Gabi Mouesca, directeur du site, devant l'entrée. Crédits : Lauriane Negron
C'est une structure peu commune dans les Landes, mais aussi sur le territoire national. À Tarnos, des femmes en fin de peine viennent travailler la terre. Pendant plusieurs mois, elles réapprennent le vivre-ensemble au sein de la Ferme Emmaüs et bénéficient d'un emploi rémunéré. Une alternative innovante à l’incarcération qui accueille jusqu’à 12 résidentes à la fois, en leur offrant, selon son directeur, Gabi Mouesca, un cadre structurant pour reprendre pied dans la société. Rencontre.

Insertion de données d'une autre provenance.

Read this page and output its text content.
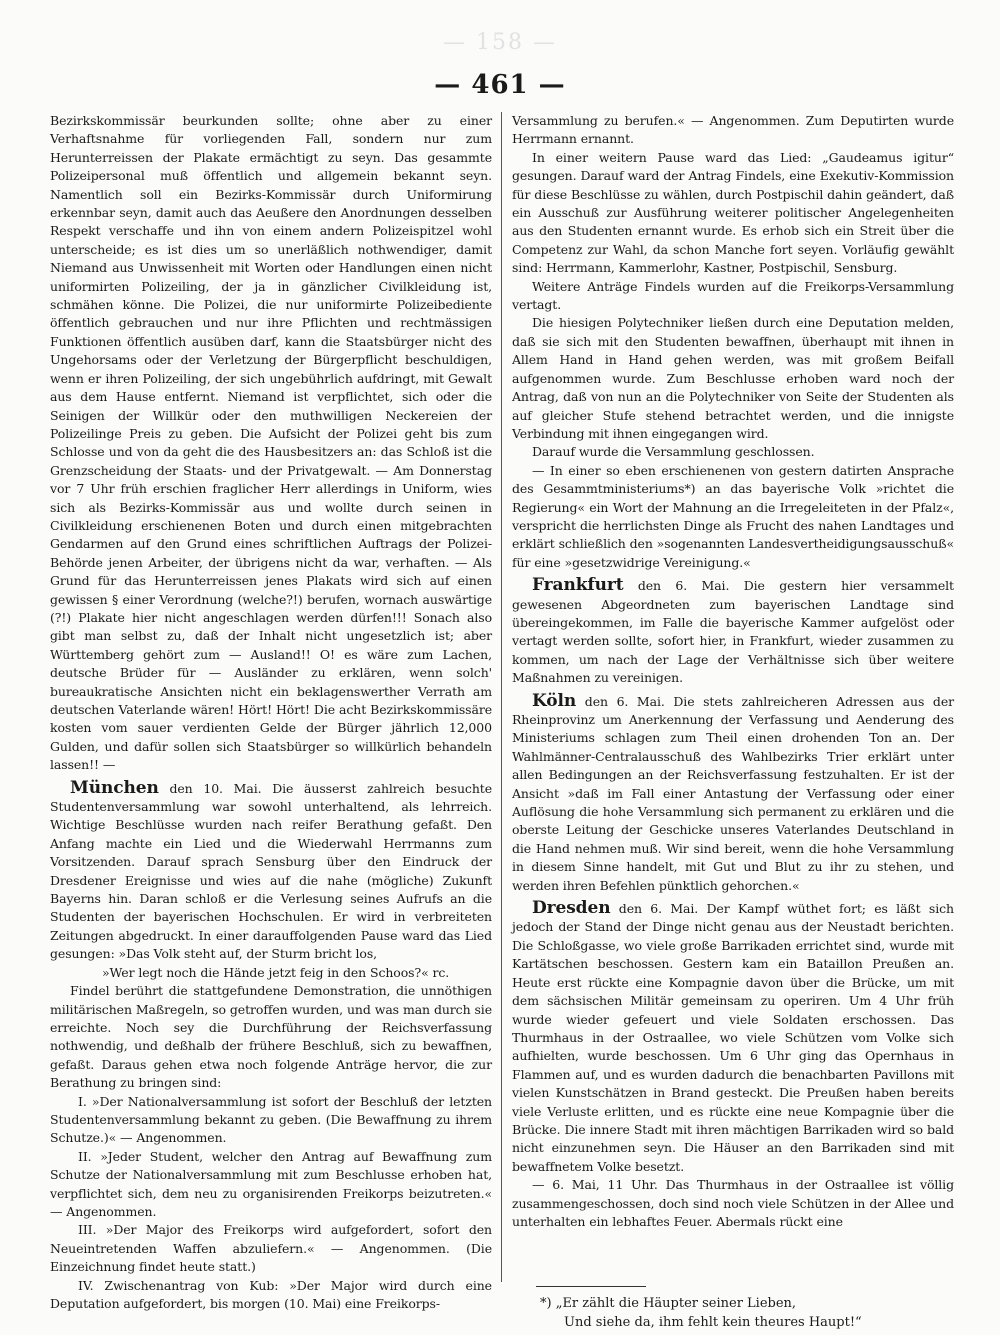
— 158 —
— 461 —

Bezirkskommissär beurkunden sollte; ohne aber zu einer Verhaftsnahme für vorliegenden Fall, sondern nur zum Herunterreissen der Plakate ermächtigt zu seyn. Das gesammte Polizeipersonal muß öffentlich und allgemein bekannt seyn. Namentlich soll ein Bezirks-Kommissär durch Uniformirung erkennbar seyn, damit auch das Aeußere den Anordnungen desselben Respekt verschaffe und ihn von einem andern Polizeispitzel wohl unterscheide; es ist dies um so unerläßlich nothwendiger, damit Niemand aus Unwissenheit mit Worten oder Handlungen einen nicht uniformirten Polizeiling, der ja in gänzlicher Civilkleidung ist, schmähen könne. Die Polizei, die nur uniformirte Polizeibediente öffentlich gebrauchen und nur ihre Pflichten und rechtmässigen Funktionen öffentlich ausüben darf, kann die Staatsbürger nicht des Ungehorsams oder der Verletzung der Bürgerpflicht beschuldigen, wenn er ihren Polizeiling, der sich ungebührlich aufdringt, mit Gewalt aus dem Hause entfernt. Niemand ist verpflichtet, sich oder die Seinigen der Willkür oder den muthwilligen Neckereien der Polizeilinge Preis zu geben. Die Aufsicht der Polizei geht bis zum Schlosse und von da geht die des Hausbesitzers an: das Schloß ist die Grenzscheidung der Staats- und der Privatgewalt. — Am Donnerstag vor 7 Uhr früh erschien fraglicher Herr allerdings in Uniform, wies sich als Bezirks-Kommissär aus und wollte durch seinen in Civilkleidung erschienenen Boten und durch einen mitgebrachten Gendarmen auf den Grund eines schriftlichen Auftrags der Polizei-Behörde jenen Arbeiter, der übrigens nicht da war, verhaften. — Als Grund für das Herunterreissen jenes Plakats wird sich auf einen gewissen § einer Verordnung (welche?!) berufen, wornach auswärtige (?!) Plakate hier nicht angeschlagen werden dürfen!!! Sonach also gibt man selbst zu, daß der Inhalt nicht ungesetzlich ist; aber Württemberg gehört zum — Ausland!! O! es wäre zum Lachen, deutsche Brüder für — Ausländer zu erklären, wenn solch' bureaukratische Ansichten nicht ein beklagenswerther Verrath am deutschen Vaterlande wären! Hört! Hört! Die acht Bezirkskommissäre kosten vom sauer verdienten Gelde der Bürger jährlich 12,000 Gulden, und dafür sollen sich Staatsbürger so willkürlich behandeln lassen!! —

München den 10. Mai. Die äusserst zahlreich besuchte Studentenversammlung war sowohl unterhaltend, als lehrreich. Wichtige Beschlüsse wurden nach reifer Berathung gefaßt. Den Anfang machte ein Lied und die Wiederwahl Herrmanns zum Vorsitzenden. Darauf sprach Sensburg über den Eindruck der Dresdener Ereignisse und wies auf die nahe (mögliche) Zukunft Bayerns hin. Daran schloß er die Verlesung seines Aufrufs an die Studenten der bayerischen Hochschulen. Er wird in verbreiteten Zeitungen abgedruckt. In einer darauffolgenden Pause ward das Lied gesungen: »Das Volk steht auf, der Sturm bricht los,

»Wer legt noch die Hände jetzt feig in den Schoos?« rc.

Findel berührt die stattgefundene Demonstration, die unnöthigen militärischen Maßregeln, so getroffen wurden, und was man durch sie erreichte. Noch sey die Durchführung der Reichsverfassung nothwendig, und deßhalb der frühere Beschluß, sich zu bewaffnen, gefaßt. Daraus gehen etwa noch folgende Anträge hervor, die zur Berathung zu bringen sind:

I. »Der Nationalversammlung ist sofort der Beschluß der letzten Studentenversammlung bekannt zu geben. (Die Bewaffnung zu ihrem Schutze.)« — Angenommen.

II. »Jeder Student, welcher den Antrag auf Bewaffnung zum Schutze der Nationalversammlung mit zum Beschlusse erhoben hat, verpflichtet sich, dem neu zu organisirenden Freikorps beizutreten.« — Angenommen.

III. »Der Major des Freikorps wird aufgefordert, sofort den Neueintretenden Waffen abzuliefern.« — Angenommen. (Die Einzeichnung findet heute statt.)

IV. Zwischenantrag von Kub: »Der Major wird durch eine Deputation aufgefordert, bis morgen (10. Mai) eine Freikorps-

Versammlung zu berufen.« — Angenommen. Zum Deputirten wurde Herrmann ernannt.

In einer weitern Pause ward das Lied: „Gaudeamus igitur“ gesungen. Darauf ward der Antrag Findels, eine Exekutiv-Kommission für diese Beschlüsse zu wählen, durch Postpischil dahin geändert, daß ein Ausschuß zur Ausführung weiterer politischer Angelegenheiten aus den Studenten ernannt wurde. Es erhob sich ein Streit über die Competenz zur Wahl, da schon Manche fort seyen. Vorläufig gewählt sind: Herrmann, Kammerlohr, Kastner, Postpischil, Sensburg.

Weitere Anträge Findels wurden auf die Freikorps-Versammlung vertagt.

Die hiesigen Polytechniker ließen durch eine Deputation melden, daß sie sich mit den Studenten bewaffnen, überhaupt mit ihnen in Allem Hand in Hand gehen werden, was mit großem Beifall aufgenommen wurde. Zum Beschlusse erhoben ward noch der Antrag, daß von nun an die Polytechniker von Seite der Studenten als auf gleicher Stufe stehend betrachtet werden, und die innigste Verbindung mit ihnen eingegangen wird.

Darauf wurde die Versammlung geschlossen.

— In einer so eben erschienenen von gestern datirten Ansprache des Gesammtministeriums*) an das bayerische Volk »richtet die Regierung« ein Wort der Mahnung an die Irregeleiteten in der Pfalz«, verspricht die herrlichsten Dinge als Frucht des nahen Landtages und erklärt schließlich den »sogenannten Landesvertheidigungsausschuß« für eine »gesetzwidrige Vereinigung.«

Frankfurt den 6. Mai. Die gestern hier versammelt gewesenen Abgeordneten zum bayerischen Landtage sind übereingekommen, im Falle die bayerische Kammer aufgelöst oder vertagt werden sollte, sofort hier, in Frankfurt, wieder zusammen zu kommen, um nach der Lage der Verhältnisse sich über weitere Maßnahmen zu vereinigen.

Köln den 6. Mai. Die stets zahlreicheren Adressen aus der Rheinprovinz um Anerkennung der Verfassung und Aenderung des Ministeriums schlagen zum Theil einen drohenden Ton an. Der Wahlmänner-Centralausschuß des Wahlbezirks Trier erklärt unter allen Bedingungen an der Reichsverfassung festzuhalten. Er ist der Ansicht »daß im Fall einer Antastung der Verfassung oder einer Auflösung die hohe Versammlung sich permanent zu erklären und die oberste Leitung der Geschicke unseres Vaterlandes Deutschland in die Hand nehmen muß. Wir sind bereit, wenn die hohe Versammlung in diesem Sinne handelt, mit Gut und Blut zu ihr zu stehen, und werden ihren Befehlen pünktlich gehorchen.«

Dresden den 6. Mai. Der Kampf wüthet fort; es läßt sich jedoch der Stand der Dinge nicht genau aus der Neustadt berichten. Die Schloßgasse, wo viele große Barrikaden errichtet sind, wurde mit Kartätschen beschossen. Gestern kam ein Bataillon Preußen an. Heute erst rückte eine Kompagnie davon über die Brücke, um mit dem sächsischen Militär gemeinsam zu operiren. Um 4 Uhr früh wurde wieder gefeuert und viele Soldaten erschossen. Das Thurmhaus in der Ostraallee, wo viele Schützen vom Volke sich aufhielten, wurde beschossen. Um 6 Uhr ging das Opernhaus in Flammen auf, und es wurden dadurch die benachbarten Pavillons mit vielen Kunstschätzen in Brand gesteckt. Die Preußen haben bereits viele Verluste erlitten, und es rückte eine neue Kompagnie über die Brücke. Die innere Stadt mit ihren mächtigen Barrikaden wird so bald nicht einzunehmen seyn. Die Häuser an den Barrikaden sind mit bewaffnetem Volke besetzt.

— 6. Mai, 11 Uhr. Das Thurmhaus in der Ostraallee ist völlig zusammengeschossen, doch sind noch viele Schützen in der Allee und unterhalten ein lebhaftes Feuer. Abermals rückt eine

*) „Er zählt die Häupter seiner Lieben,
Und siehe da, ihm fehlt kein theures Haupt!“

En ce mois de novembre, c'est un froid glacial qui entoure la ferme Emmaüs Baudonne, située à Tarnos. Il n'est pas encore 9 heures du matin et les locaux semblent paisibles, comme endormis. « Sauf qu'ici, on ne fait pas la grasse matinée », sourit Gabi Mouesca, le directeur du site. « Les femmes que nous accueillons dans cette structure sont des détenues en fin de peine. Chaque jour, elles se lèvent pour travailler la terre, à 6h30 en été et vers 8h00 en hiver. » Un réveil rythmé par le lever du soleil, quelle que soit la météo. Les après-midis, quant à eux, sont dédiés aux démarches personnelles, aux rendez-vous médicaux ou à des ateliers d’insertion sociale.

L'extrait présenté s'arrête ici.